Two-factor authentication system AUTH.AS: Technical overview
Let‘s question ourselves - what is a two-factor authentication system? Without going into details, the answer is quite simple – it’s a system, that helps protect data. But, as you know, the devil is in details, and details are, that the system becomes a subject to very specific requirements and it’s not easy to comply with them.
We defined main requirements for our system:
- Scalability and Resiliency
- Comfort, Functionality and Ease of use
These requirements are sound simple, but, at the same time, complicated in details. We relied on each of these requirements, when we were designing and constructing our system. We used the best solutions, in our opinion, to meet these requirements.
Let’s briefly look at the “technology stack” we are using.
- We are using open-source, Linux - family operating system (OS), as a platform; we took CentOS as a basis. This OS is actively developed and supported.
- As soon as the system have to store data, we took a sufficiently mature and actively developing decision - Apache Cassandra. This is NoSQL database with unique functions, that will be reviewed later.
- Any system, that is a link in the chain of data access, should have a good, scalable logging system. For that, we used a specialized database called “ElasticSearch”.
- We use a web-based interface, as the main working tool, which allows to perform needed operations easy and convenient. No client software - only a browser! Also, we have created a simple and easy to use API, for integration with other software.
The system architecture is relatively simple within a single node - a Linux server, where two databases are set up, each for its purpose: Cassandra, as the primary data store and ElasticSearch as a log and event storage. Also, there are some other applications running on a server, to process system tasks.
- Web-service – handles web-based interface
- API-service – handles integration and access to main system functions via software interface. HTTPS protocol is used to access this service.
- Radius-service – handles the integration with outside systems via RADIUS protocol.
- SSL Offload-service – releases high-load SSL-workflow off the main applications on a special NGINX-based utility.
The Service architecture within a cluster won’t be more complicated – it’s a set of similar nodes, that perform same functions and and contain excessive amounts of data (redundancy) to ensure performance and availability. Each of them can replace another one, taking over “neighbour duty”.
Security is the set of requirements about everything, but nothing in particular. What does Security mean for us and our system auth.as:
1. Operating System
- The open-source Linux-family operating system (CentOS) with the mandatory access control module (SELinux), and file integrity monitoring. The access control module always controls: what system processes access certain files, what system methods were used. That is being controlled by security policies and no process can bypass it. All data about processes access to any resources are logged. File integrity monitoring module calculates basic files checksums on daily basis and compares them with the reference values. Audits are also logged.
- The file subsystem. On-the-fly Data Encryption is available as an option. This feature is extremely useful when the system is hosted on a third-party datacenter and / or when it’s needed to secure the data physically. The encryption is provided using a set of OpenSSL libraries, including GOST module.

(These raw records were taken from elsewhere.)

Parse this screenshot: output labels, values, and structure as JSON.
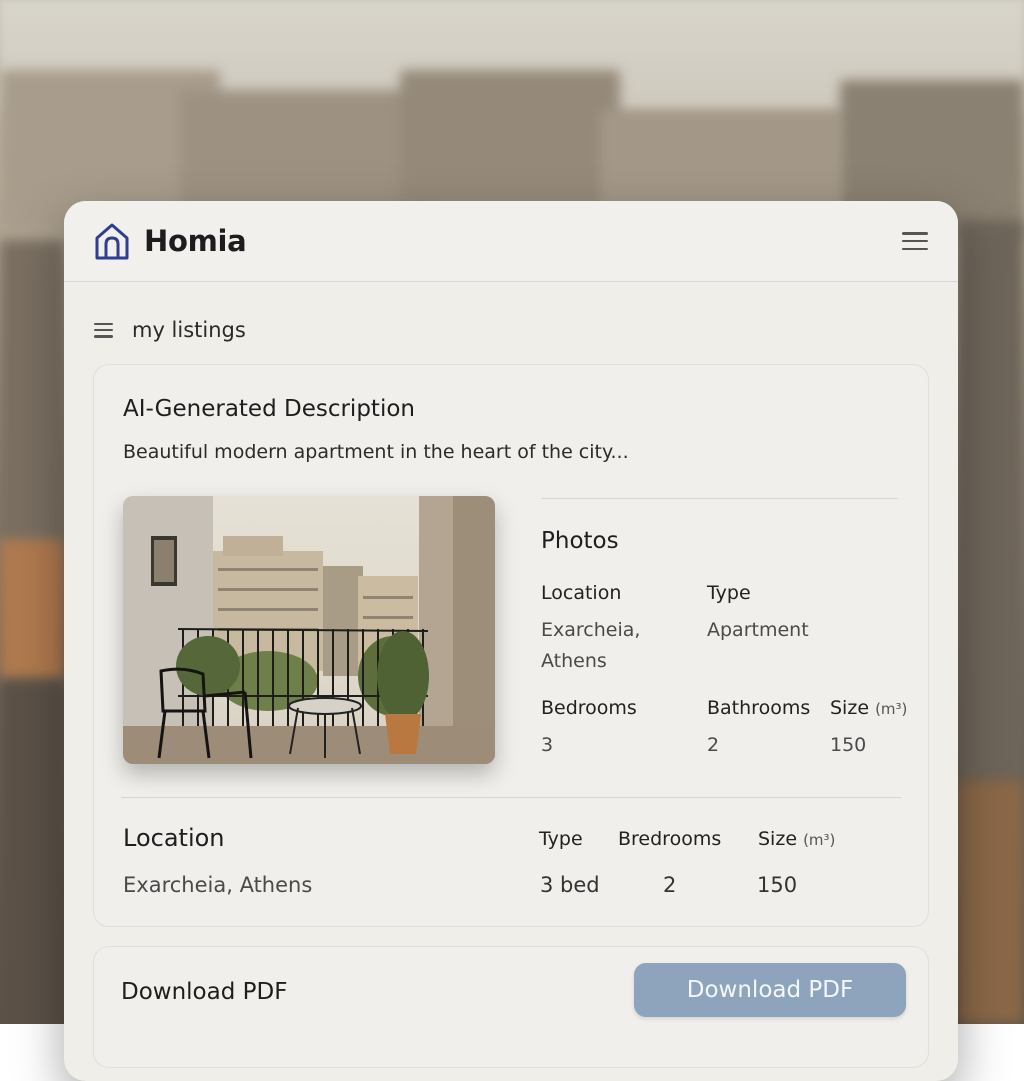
{
  "app": {
    "brand": "Homia",
    "logo_icon": "house-icon",
    "menu_icon": "hamburger-icon"
  },
  "nav": {
    "menu_icon": "hamburger-icon",
    "label": "my listings"
  },
  "description": {
    "title": "AI-Generated Description",
    "text": "Beautiful modern apartment in the heart of the city..."
  },
  "photo": {
    "alt": "balcony-photo"
  },
  "details": {
    "heading": "Photos",
    "location_label": "Location",
    "location_value_line1": "Exarcheia,",
    "location_value_line2": "Athens",
    "type_label": "Type",
    "type_value": "Apartment",
    "bedrooms_label": "Bedrooms",
    "bedrooms_value": "3",
    "bathrooms_label": "Bathrooms",
    "bathrooms_value": "2",
    "size_label": "Size",
    "size_unit": "(m³)",
    "size_value": "150"
  },
  "summary": {
    "location_title": "Location",
    "location_value": "Exarcheia, Athens",
    "type_label": "Type",
    "bedrooms_label": "Bredrooms",
    "size_label": "Size",
    "size_unit": "(m³)",
    "type_value": "3 bed",
    "bedrooms_value": "2",
    "size_value": "150"
  },
  "download": {
    "label": "Download PDF",
    "button_label": "Download PDF"
  },
  "colors": {
    "accent": "#8ea4bd",
    "logo": "#2f3e8f",
    "card": "#efeee9"
  }
}
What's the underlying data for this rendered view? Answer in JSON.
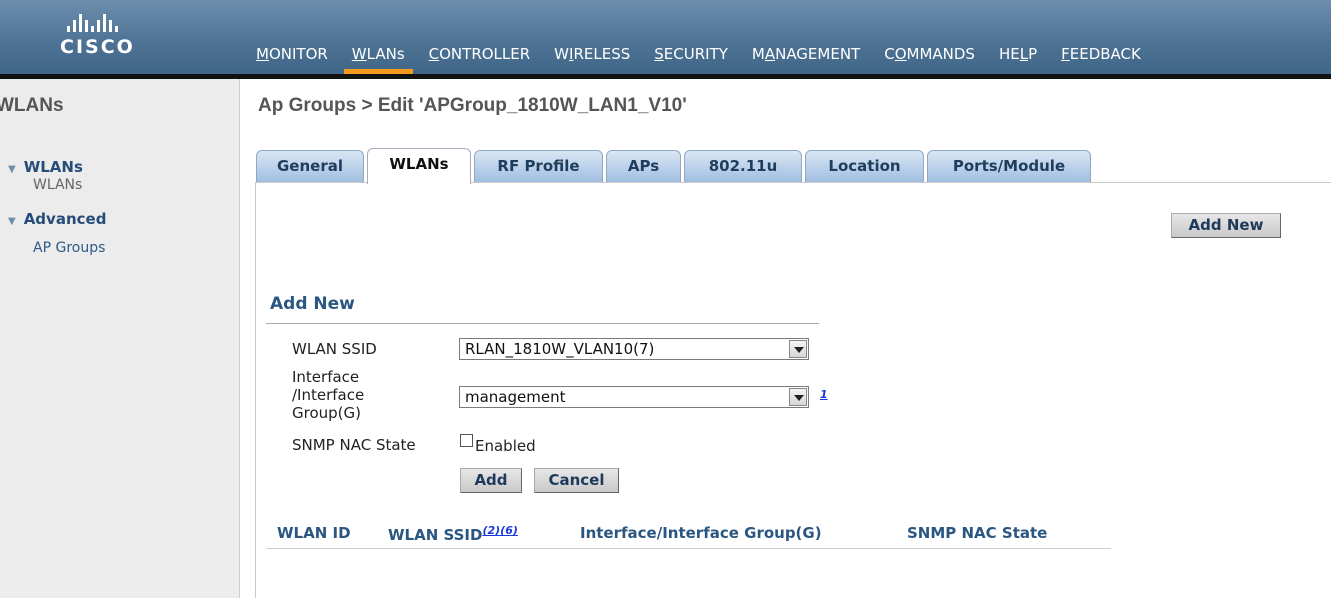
{
  "brand": {
    "logo_text": "CISCO"
  },
  "topnav": [
    {
      "label": "MONITOR",
      "ul": "M",
      "rest": "ONITOR",
      "active": false
    },
    {
      "label": "WLANs",
      "ul": "W",
      "rest": "LANs",
      "active": true
    },
    {
      "label": "CONTROLLER",
      "ul": "C",
      "rest": "ONTROLLER",
      "active": false
    },
    {
      "label": "WIRELESS",
      "pre": "W",
      "ul": "I",
      "rest": "RELESS",
      "active": false
    },
    {
      "label": "SECURITY",
      "ul": "S",
      "rest": "ECURITY",
      "active": false
    },
    {
      "label": "MANAGEMENT",
      "pre": "M",
      "ul": "A",
      "rest": "NAGEMENT",
      "active": false
    },
    {
      "label": "COMMANDS",
      "pre": "C",
      "ul": "O",
      "rest": "MMANDS",
      "active": false
    },
    {
      "label": "HELP",
      "pre": "HE",
      "ul": "L",
      "rest": "P",
      "active": false
    },
    {
      "label": "FEEDBACK",
      "ul": "F",
      "rest": "EEDBACK",
      "active": false
    }
  ],
  "sidebar": {
    "title": "WLANs",
    "section_wlans": "WLANs",
    "item_wlans": "WLANs",
    "section_advanced": "Advanced",
    "item_ap_groups": "AP Groups"
  },
  "page": {
    "title": "Ap Groups > Edit  'APGroup_1810W_LAN1_V10'"
  },
  "tabs": [
    "General",
    "WLANs",
    "RF Profile",
    "APs",
    "802.11u",
    "Location",
    "Ports/Module"
  ],
  "active_tab": "WLANs",
  "buttons": {
    "add_new": "Add New",
    "add": "Add",
    "cancel": "Cancel"
  },
  "form": {
    "section_title": "Add New",
    "wlan_ssid_label": "WLAN SSID",
    "wlan_ssid_value": "RLAN_1810W_VLAN10(7)",
    "interface_label_1": "Interface",
    "interface_label_2": "/Interface",
    "interface_label_3": "Group(G)",
    "interface_value": "management",
    "interface_help": "1",
    "snmp_label": "SNMP NAC State",
    "snmp_checkbox_label": "Enabled",
    "snmp_checked": false
  },
  "table": {
    "headers": {
      "wlan_id": "WLAN ID",
      "wlan_ssid": "WLAN SSID",
      "wlan_ssid_sup": "(2)(6)",
      "interface": "Interface/Interface Group(G)",
      "snmp": "SNMP NAC State"
    },
    "rows": []
  },
  "colors": {
    "header_blue": "#4d7294",
    "accent_orange": "#f39a1e",
    "link_blue": "#2a5682"
  }
}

- The network subsystem. Preconfigured firewall is used by the system mandatory. By default, only trusted connections are allowed, only to white-listed ports. Administrative access is available only via the console or SSH tools. Only special command-line interface (CLI) is available for the Administrator. System interfaces access, by default, is available only via encrypted connections - HTTPS.
- Logging subsystem. Local log service allows to store all the events for all subsystems, such as SELinux, database, kernel and other. Remote log allows all event logs redirection to the specialized control and monitoring systems and log storages. rSyslog and logstash protocols are currently supported.

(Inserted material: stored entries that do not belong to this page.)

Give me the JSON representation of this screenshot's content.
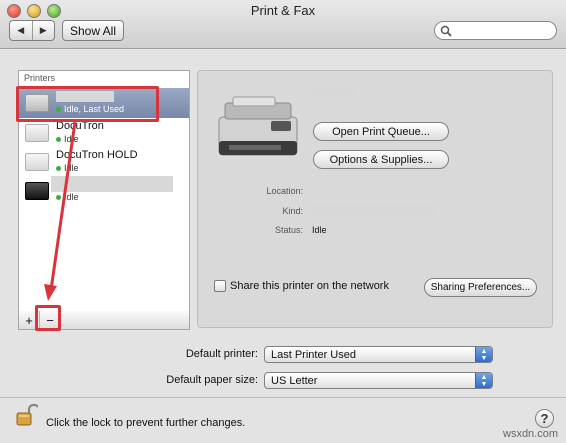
{
  "window": {
    "title": "Print & Fax",
    "nav_back": "◀",
    "nav_forward": "▶",
    "show_all": "Show All"
  },
  "sidebar": {
    "header": "Printers",
    "printers": [
      {
        "name": "",
        "status": "Idle, Last Used",
        "selected": true
      },
      {
        "name": "DocuTron",
        "status": "Idle"
      },
      {
        "name": "DocuTron HOLD",
        "status": "Idle"
      },
      {
        "name": "",
        "status": "Idle"
      }
    ],
    "add_label": "+",
    "remove_label": "−"
  },
  "detail": {
    "open_queue": "Open Print Queue...",
    "options": "Options & Supplies...",
    "location_label": "Location:",
    "location_value": "",
    "kind_label": "Kind:",
    "kind_value": "",
    "status_label": "Status:",
    "status_value": "Idle",
    "share_label": "Share this printer on the network",
    "share_checked": false,
    "sharing_prefs": "Sharing Preferences..."
  },
  "defaults": {
    "printer_label": "Default printer:",
    "printer_value": "Last Printer Used",
    "paper_label": "Default paper size:",
    "paper_value": "US Letter"
  },
  "footer": {
    "lock_text": "Click the lock to prevent further changes.",
    "help": "?",
    "watermark": "wsxdn.com"
  },
  "colors": {
    "selection": "#8796b5",
    "annotation": "#d8343c",
    "status_dot": "#3fae3f",
    "popup_arrow": "#2d6ccf"
  }
}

2. Regular software updates
- We issue regular AUTH.AS updates on regular basis. We are constantly working to improve the reliability and system performance, doing that, to protect the investments of our customers.
3. Backup operations
- There are full backup copies of all databases available, that are created simultaneously on all nodes of the system. Also, the eventual database backup can be created within a single node. Incremental database backups are also available. Backup files are created “on-the-fly”, that does not require the system to stop and can be easily archived by centralized enterprise backup solutions.
- Logging database backup procedure goes the same way, as the primary database backup. Backup files can be also easily archived.

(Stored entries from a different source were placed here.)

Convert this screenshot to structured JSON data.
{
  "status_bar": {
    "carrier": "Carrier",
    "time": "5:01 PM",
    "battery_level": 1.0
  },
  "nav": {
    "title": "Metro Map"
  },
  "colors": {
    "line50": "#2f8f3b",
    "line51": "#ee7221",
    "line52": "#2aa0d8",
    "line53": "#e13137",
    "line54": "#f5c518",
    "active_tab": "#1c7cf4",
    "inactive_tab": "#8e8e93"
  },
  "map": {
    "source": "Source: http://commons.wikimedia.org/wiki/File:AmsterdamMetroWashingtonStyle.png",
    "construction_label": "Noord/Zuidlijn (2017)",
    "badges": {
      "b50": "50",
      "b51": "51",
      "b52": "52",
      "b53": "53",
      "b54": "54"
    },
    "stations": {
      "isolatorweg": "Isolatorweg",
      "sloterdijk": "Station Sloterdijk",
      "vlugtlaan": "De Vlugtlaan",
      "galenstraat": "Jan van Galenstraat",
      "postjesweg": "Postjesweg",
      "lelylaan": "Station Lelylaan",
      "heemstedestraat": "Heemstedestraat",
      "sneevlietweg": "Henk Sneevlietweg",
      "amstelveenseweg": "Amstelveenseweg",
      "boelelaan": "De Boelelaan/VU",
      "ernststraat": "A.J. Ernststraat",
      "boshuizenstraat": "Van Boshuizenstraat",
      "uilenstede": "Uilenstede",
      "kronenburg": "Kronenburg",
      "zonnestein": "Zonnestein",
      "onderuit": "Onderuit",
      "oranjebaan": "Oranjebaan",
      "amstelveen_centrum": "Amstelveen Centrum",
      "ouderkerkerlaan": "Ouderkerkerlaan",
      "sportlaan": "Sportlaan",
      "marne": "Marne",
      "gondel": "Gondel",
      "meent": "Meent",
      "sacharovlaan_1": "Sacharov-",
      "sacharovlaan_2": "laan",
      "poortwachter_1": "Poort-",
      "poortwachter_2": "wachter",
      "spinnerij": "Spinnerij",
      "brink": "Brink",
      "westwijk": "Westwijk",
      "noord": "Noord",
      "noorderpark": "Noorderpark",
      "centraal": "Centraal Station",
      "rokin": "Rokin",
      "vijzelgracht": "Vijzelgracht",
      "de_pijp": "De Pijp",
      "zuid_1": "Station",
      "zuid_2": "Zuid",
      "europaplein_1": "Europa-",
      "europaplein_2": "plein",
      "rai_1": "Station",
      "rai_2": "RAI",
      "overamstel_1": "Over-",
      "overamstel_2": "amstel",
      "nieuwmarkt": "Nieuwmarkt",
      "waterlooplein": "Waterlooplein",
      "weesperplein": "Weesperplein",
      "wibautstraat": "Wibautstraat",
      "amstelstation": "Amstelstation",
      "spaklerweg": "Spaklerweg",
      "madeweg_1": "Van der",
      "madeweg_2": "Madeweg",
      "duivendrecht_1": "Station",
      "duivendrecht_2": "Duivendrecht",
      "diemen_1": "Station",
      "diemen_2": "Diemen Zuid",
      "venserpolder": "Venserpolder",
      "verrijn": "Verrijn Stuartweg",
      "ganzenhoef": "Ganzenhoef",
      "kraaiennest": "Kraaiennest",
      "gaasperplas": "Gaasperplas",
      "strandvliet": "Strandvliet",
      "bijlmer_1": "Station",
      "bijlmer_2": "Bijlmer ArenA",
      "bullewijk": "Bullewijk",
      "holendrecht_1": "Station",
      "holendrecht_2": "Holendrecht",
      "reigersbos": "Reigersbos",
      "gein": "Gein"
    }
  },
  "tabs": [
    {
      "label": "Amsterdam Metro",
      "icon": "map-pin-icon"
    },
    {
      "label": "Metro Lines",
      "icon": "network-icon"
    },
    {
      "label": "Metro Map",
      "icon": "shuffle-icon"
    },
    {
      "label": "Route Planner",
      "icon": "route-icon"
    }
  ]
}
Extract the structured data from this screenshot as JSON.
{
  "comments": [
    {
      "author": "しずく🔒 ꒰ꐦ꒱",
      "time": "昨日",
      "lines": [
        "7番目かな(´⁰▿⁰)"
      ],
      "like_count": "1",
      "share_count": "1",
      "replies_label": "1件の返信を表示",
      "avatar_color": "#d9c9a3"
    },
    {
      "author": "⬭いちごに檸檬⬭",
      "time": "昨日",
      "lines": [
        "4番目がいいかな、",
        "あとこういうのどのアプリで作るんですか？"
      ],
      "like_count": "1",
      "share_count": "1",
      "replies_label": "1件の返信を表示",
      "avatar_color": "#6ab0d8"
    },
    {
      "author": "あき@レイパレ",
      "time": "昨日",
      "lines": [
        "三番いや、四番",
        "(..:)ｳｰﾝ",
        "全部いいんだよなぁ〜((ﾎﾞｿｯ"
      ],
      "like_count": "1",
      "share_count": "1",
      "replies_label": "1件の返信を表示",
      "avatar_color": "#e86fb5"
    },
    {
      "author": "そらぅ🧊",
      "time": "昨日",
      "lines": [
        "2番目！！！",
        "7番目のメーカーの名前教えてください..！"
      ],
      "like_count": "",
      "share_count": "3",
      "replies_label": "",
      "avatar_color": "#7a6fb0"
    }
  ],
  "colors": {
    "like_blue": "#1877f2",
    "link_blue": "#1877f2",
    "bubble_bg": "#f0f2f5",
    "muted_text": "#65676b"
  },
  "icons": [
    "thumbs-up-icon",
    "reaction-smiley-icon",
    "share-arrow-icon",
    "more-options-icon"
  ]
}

4. All actions and events logging
- All admins actions are logged;
- Audits of successful/unsuccessful tokens usage by users;
- System errors logging;
- Event logs are available from any system node;
- Event logging can be re-routed to external storage, monitor and archive systems.
5. User rights and permissions management is available.
6. The system doesn’t store user passwords.
- its useless, system stores usernames and token keys only, that data is sufficient for the system to operate.
7. For the user convenience, there are a set of time-based passwords, valid:
- a certain time period
- N amount of times
- till a specified date (in case, when a user lost his token or the token doesn’t work properly).
8. The system is brute-force proof.
9. The system works with white and black lists of access.
Network access to domains is restricted by the internal firewall rules for each type of query sources.
10. Mobile application stores all its data encrypted.
Its has its own PIN-code based protection and supports biometric user authentication method, Touch ID on iOS. In the near future, same functionality will be also available on Android devices.
Scalability and Resiliency
Scalability and Resiliency - two terms, that mean a lot. Every developer understands it in its own way. Let's see, what these words mean in our case.
We are sure, that there is only one fair way of scalability - horizontal, with a linear performance increase. This means, that if one node processes 1000 requests per second, then 2 nodes must process 2000 requests, and 10 nodes - already 10 000. And so, till the customer is satisfied with the performance. We followed this logic when we built our system. And the major resiliency factor is the absence of a single point of failure.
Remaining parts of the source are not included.